The Channel Debate is Over

Industry
Media Buying
Campaign Period
Media Spend

We need to stop talking about “digital vs. physical” as if it’s a strategic choice. It isn’t. 

Consumers have already decided. They don’t see channels. They see one continuous experience. Fluid, immediate, and always on. And they expect brands to keep up. 

Nearly three-quarters of shoppers now move seamlessly between online and in-store, blending behaviors like browsing, comparing, picking up, and purchasing without friction. This is not a trend line. This is the baseline. 

Yet, much of our industry is still structured around a divide that no longer exists. That gap, between how consumers behave and how brands operate, is where growth is being lost. 

Here’s the reality. Omnichannel is not an enhancement. It is the cost of entry. 

Consumers are using stores to validate decisions and digital to optimize them. They showroom, they compare in-aisle, they buy later, or immediately. The path is not linear, and it’s not predictable. But it is connected. 

The brands that are winning right now are not the ones with the most channels. They are the ones removing friction between them. 

Buy-online-pickup-in-store is a perfect example. It’s not just convenience, it drives incremental spend. Customers who engage this way consistently spend more because the experience invites it. The same is true of in-store digital. Screens, kiosks, mobile integrations, they don’t just capture attention. They change behavior. They increase satisfaction. They lift basket-size. 

The generational shift makes this even more urgent. 

Younger consumers don’t distinguish between physical and digital. To them, it’s one environment. One journey. One expectation of immediacy. Older consumers still compartmentalize, but even they are adopting hybrid behaviors at scale. 

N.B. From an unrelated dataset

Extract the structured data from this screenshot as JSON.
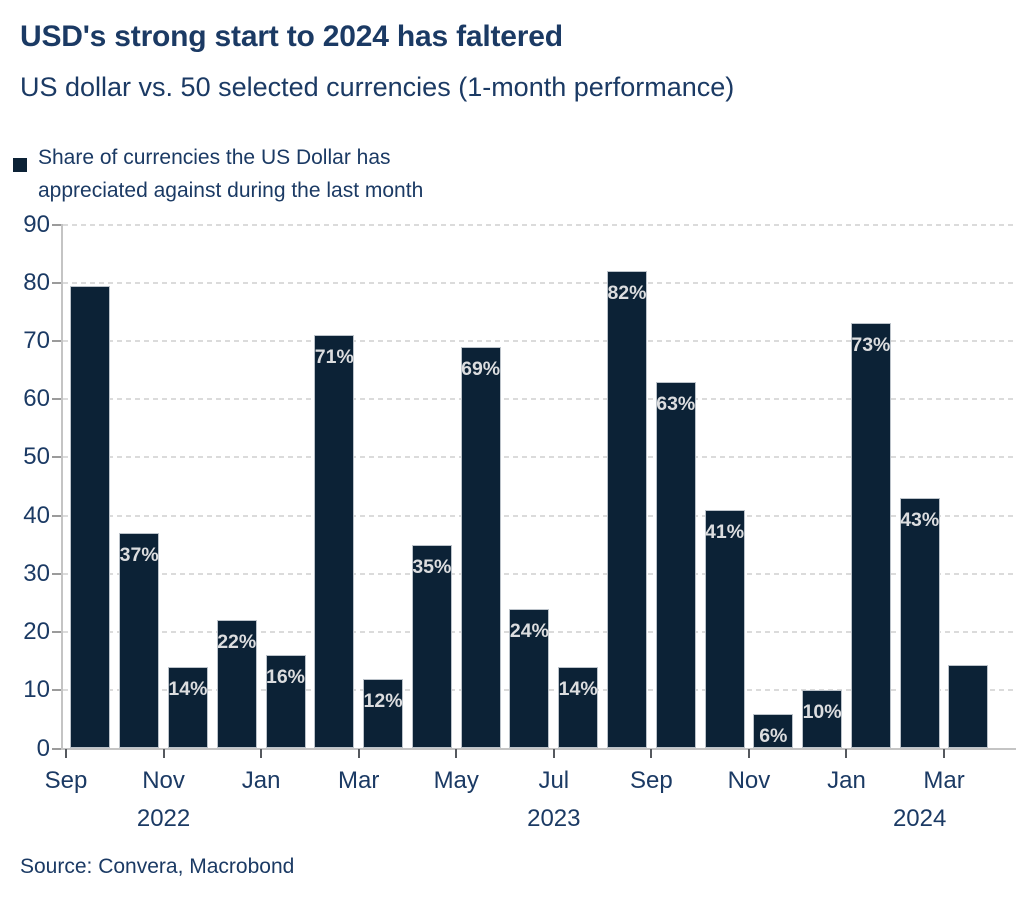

This is not a future state. It is already happening. 

What Brands Should Do 

We cannot plan media, creative, or measurement in silos and expect performance to hold. “Channel strategy” is the wrong conversation. Here’s the conversations you should be having: 

Build for behavior, not channels. 

Consumers are already omnichannel. Your infrastructure needs to match it. That means seamless transitions between online and in-store, especially investing in high-impact utilities like BOPIS that drive both convenience and incremental spend. 

Design for two mindsets at once. 

Younger consumers expect a fully integrated experience. Older consumers still assign roles to each channel. Winning brands don’t choose, they deliver both: inspiration and ease digitally, validation and confidence in-store. 

Turn stores into connected experiences. 

Physical retail is no longer just transactional. Integrate digital touchpoints—AR, mobile, dynamic displays—to remove friction, guide decisions, and increase basket size in real time. 

Reimagine the store footprint. 

The rise of “guideshops” signals a shift from inventory-heavy stores to experience-led environments. Smaller, smarter, and digitally connected spaces can drive higher efficiency and stronger conversion. 

Stop optimizing channels. Start eliminating friction. 

Growth will not come from doing more in each channel,. It will come from how seamlessly they work together.